Divorce can be one of the most emotionally painful experiences that you may ever have to go through in your life, especially if it was not something that you wanted or expected to happen and if there are children involved. However, you don’t have to be alone in your feelings of anger, guilt, sadness, frustration and disappointment. With some help and support from family, friends and your family divorce and separation solicitors chester, there are plenty of ways that you can begin to cope with divorce in an effective way while still maintaining the respect and consideration of everyone involved.
1) Try and get some perspective
Try to get some perspective on what’s happened. Try not to lose sight of who you are. Divorce is painful, but it will not define you as a person. Take your time and be as gentle on yourself as possible. A great way to do that is by surrounding yourself with friends and family members who love you and support you unconditionally, allowing you to experience all of your emotions without shame or guilt.
2) Things will change quickly
Make a list of all of your important phone numbers and email addresses, as well as copies of any important documents (passports, birth certificates, etc.). Make sure to keep these separate from your belongings. You may have an idea of who you’d like to talk to regarding your divorce; if so, write down their details too. Also make a list of family law solicitors near you and find one that is known to be good. You may need advice on how best to proceed.
3) Focus on yourself, not your ex-partner
Once you have fully accepted that your marriage is over, it’s time to let go of old grudges. Whether you decide to try to remain friends with your ex-partner or not, remind yourself that you need to do what’s best for you and what will make you happy in life. Work on strengthening your friendships with family and other loved ones; they can play a big role in helping you move forward.
4) Cut toxic people out of your life
When people hear about a divorce, it’s natural to want to reach out and offer sympathy and support. But here’s a word of caution: If you don’t know both parties involved well, it’s important to keep your mouth shut. Giving unsolicited advice can be extremely unhelpful in these types of situations.
5) Focus on what you have, not what you don’t have
While it’s normal to focus on what you don’t have during your divorce, try to stay positive and encourage yourself by focusing on what you do have. Focus on personal positives, such as your job or relationship with family and friends, instead of dwelling on your property or lack of assets. Remember that over time a new normal will become routine.
6) Remember you’re not alone
When you’re going through a difficult time, it can be easy to feel isolated and that no one understands what you’re going through. But more than half of marriages in England and Wales end in divorce—that’s 3.2 million people going through a similar experience to you at any given time. Remember: There are many others who understand exactly how you feel—there is a community out there waiting to support you. You’re not alone.
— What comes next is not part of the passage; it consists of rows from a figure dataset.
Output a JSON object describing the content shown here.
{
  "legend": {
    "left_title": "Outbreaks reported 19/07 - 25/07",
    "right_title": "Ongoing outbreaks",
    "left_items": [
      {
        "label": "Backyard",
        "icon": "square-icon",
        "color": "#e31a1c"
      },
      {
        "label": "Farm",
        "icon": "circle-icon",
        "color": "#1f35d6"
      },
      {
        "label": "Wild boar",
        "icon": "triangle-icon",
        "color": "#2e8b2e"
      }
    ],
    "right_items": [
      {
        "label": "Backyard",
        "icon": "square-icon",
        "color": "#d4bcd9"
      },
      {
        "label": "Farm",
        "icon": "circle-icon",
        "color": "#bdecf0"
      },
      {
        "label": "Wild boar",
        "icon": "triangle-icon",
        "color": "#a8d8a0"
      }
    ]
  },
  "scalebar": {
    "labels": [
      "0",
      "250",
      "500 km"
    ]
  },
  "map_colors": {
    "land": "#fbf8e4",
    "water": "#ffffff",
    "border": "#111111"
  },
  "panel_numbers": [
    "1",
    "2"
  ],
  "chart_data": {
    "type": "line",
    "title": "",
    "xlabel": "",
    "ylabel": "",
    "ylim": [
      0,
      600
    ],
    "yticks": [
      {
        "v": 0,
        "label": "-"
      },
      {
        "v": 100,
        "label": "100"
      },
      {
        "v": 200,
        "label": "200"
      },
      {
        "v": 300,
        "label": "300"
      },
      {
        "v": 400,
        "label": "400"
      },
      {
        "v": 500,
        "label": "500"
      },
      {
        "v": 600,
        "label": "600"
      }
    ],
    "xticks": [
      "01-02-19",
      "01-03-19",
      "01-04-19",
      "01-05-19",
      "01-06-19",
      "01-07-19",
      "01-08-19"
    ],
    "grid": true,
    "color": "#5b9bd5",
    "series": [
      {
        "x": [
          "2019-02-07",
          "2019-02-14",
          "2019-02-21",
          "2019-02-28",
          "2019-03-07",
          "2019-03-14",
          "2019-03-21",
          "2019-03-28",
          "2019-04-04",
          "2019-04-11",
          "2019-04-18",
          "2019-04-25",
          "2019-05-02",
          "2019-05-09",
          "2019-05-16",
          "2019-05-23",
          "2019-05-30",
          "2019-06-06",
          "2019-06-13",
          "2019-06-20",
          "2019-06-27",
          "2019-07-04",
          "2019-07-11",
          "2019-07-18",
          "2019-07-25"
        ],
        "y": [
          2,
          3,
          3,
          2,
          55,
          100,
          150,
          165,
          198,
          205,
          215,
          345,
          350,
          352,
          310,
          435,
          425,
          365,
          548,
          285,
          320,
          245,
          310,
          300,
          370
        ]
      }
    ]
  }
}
7) Lean on friends, family and professionals when needed
When a divorce occurs, it can be difficult to see past your own circumstances. It’s important that you learn to lean on friends and family members who will listen and offer support. Remember, too, that an objective viewpoint is helpful when you’re feeling overwhelmed by your situation: Sometimes a third party’s perspective can help provide clarity. If you find yourself struggling with concerns like custody or property division, don’t hesitate to consult with your solicitor.